Landmoor

“The magic,” one of the soldiers whispered. “It’s mine.” It was just like Tannon’s Band. They saw the blade and they craved it more than feared it.

Thealos tried to get control of it, tried to tame the bursts of delight that danced inside him. He couldn’t. The blade was alive – a needing thing.

A dark-bearded soldier lunged for the weapon, trying to topple Thealos with his size. Thealos darted right and the blade seemed to slice on its own accord, scoring through the chain shirt like an axe biting into bark. It felt a little like borrowing someone else’s reflexes. The soldier howled with pain as the blood gushed from his side. Another movement, and Thealos met it, snapping the long sword thrust at him like brittle glass, and kicked the man down. The Silvan magic roared through him, hot and icy at once. There were Kiran Thall everywhere, coming at them from all sides.

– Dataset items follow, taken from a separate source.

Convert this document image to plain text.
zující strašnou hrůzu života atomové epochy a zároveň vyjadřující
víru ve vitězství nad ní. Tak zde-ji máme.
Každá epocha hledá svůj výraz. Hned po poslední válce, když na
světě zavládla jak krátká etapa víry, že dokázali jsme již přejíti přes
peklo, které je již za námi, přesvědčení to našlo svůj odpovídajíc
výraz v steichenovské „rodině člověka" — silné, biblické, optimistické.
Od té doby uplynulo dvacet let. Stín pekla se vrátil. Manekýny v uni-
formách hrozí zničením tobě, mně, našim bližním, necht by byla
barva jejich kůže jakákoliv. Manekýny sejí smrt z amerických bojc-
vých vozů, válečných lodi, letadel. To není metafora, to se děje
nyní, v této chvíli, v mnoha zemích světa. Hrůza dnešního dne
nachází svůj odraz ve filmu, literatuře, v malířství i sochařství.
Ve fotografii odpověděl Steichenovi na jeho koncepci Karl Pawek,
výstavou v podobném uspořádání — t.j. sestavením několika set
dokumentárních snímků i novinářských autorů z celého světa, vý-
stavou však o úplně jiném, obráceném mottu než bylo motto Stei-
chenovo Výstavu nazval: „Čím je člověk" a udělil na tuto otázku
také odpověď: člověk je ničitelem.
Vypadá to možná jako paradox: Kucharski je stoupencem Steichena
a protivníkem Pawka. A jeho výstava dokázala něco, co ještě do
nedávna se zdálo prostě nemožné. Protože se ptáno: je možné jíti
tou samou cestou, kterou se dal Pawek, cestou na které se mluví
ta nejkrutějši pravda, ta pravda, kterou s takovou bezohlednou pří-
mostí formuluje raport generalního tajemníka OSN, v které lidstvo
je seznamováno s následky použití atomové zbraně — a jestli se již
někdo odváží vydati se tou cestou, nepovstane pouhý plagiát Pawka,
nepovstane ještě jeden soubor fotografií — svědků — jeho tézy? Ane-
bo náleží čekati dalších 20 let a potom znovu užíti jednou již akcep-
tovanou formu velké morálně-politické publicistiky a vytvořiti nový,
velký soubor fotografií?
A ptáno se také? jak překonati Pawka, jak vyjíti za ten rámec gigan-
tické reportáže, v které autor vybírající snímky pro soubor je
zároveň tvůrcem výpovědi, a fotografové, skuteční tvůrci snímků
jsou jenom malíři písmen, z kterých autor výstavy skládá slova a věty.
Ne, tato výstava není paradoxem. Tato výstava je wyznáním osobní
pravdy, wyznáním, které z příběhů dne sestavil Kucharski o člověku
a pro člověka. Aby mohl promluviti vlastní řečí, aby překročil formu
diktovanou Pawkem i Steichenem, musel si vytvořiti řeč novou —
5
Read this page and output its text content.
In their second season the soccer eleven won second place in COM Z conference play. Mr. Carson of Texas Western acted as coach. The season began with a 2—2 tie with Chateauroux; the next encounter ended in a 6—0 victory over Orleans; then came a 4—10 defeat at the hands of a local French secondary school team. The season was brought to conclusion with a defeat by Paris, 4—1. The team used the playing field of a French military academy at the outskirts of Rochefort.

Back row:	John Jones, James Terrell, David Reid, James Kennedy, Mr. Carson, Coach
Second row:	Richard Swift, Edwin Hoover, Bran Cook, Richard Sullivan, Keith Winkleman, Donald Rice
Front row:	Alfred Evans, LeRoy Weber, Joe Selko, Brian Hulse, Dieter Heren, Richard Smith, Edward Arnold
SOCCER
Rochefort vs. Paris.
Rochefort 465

Flent swung the axe furiously, trying to keep them from Thealos’ back.

“Too many!” the Drugaen huffed, swinging his axe desperately. “Where’s the banned garrison!”

Behind the mob of panicking patrons and Bandit soldiers, the air filled with the battle yells of the Crimson Wolfsmen. Four other gleaming short swords joined the fray, cutting through the ranks of the Kiran Thall. Toward Thealos. There were too many people, hardly enough room to avoid getting hit.

“The Shaden! Kill the bloody Shaden! Kill them all!”

Flent lost his footing in the slick bloodstained floor and went down. The Kiran Thall swarmed him, their tapered blades thrusting down at him. Thealos was alone.

Then the knight shoved Secrist through the huge window, shattering it, and the fight spilled into the streets.




*



The blow caught Thealos unprepared. Dark spots danced in his eyes, making it difficult to distinguish between enemies. His lip was bleeding from the stray punch, and he felt the sword gash into his side. He managed to flop to the floor as the soldier swept the sword down, trying to cleave his head in half. He tried twice to strike the soldier, but the man was too well trained. Thealos looked back at the window and tried to scramble towards it to escape into the street. He saw others taking advantage of the exit and fleeing into the side alleys.

“Give it to me, Shaden!” the soldier snarled, dislodging his weapon from the smashed wooden table and charged at him again. Thealos was dizzy with pain and fatigue, but he’d managed to keep himself away from the mob of Kiran Thall who had turned to fight the Wolfsmen. His arm went quickly numb from the shock of the blows. The blade of Jade-Shayler held the attacker off, but the weapon’s magic couldn’t match the skill of his foe. Thealos’ rolled quickly sideways to avoid another stroke and hurried back to his feet.

Quickly, Thealos ducked away, trying to get out of the man’s reach. He was almost to the window. But the soldier’s lust for the magic drove him after Thealos relentlessly. “Give it to me! Ban you, Shaden! It’s mine!”

A deathscream cut into the tavern and stabbed Thealos’ ears and eyes like knives. The blade in his hand flared brighter than a torch, consuming him in a sheet of pulsing blue flame. The scream echoed in Thealos’ mind, and the smell of death stung his nose. A Shae’s death. For an instant, he felt death’s kiss on his cheeks, then everything in motion stopped under a cracking of rich thunder. It wasn’t thunder from a storm – it came from across the tavern and filled the leaf-blade in Thealos’ hand. One of the Crimson Wolfsmen was dead. He couldn’t see the body, but he felt the man’s final gasp of pain. The blade had reacted to it like lightning, encasing Thealos in a ball of glaring light. Thealos stood helpless for a moment, feeling the strength of the magic intensify. It wasn’t Earth magic – he’d felt that many times. It was different, stronger, more frenzied. Images of the Wolfsman’s life whipped past him, bonding him to the sword, to the memories. It was stronger than anything he had felt in his life. A bond. A communion with the dead. For an instant, all of the Shae in the tavern were one, Thealos with them. He could see things through their eyes and they could see through his.

When the shock of thunder was spent, the whirlwind of the tavern resumed.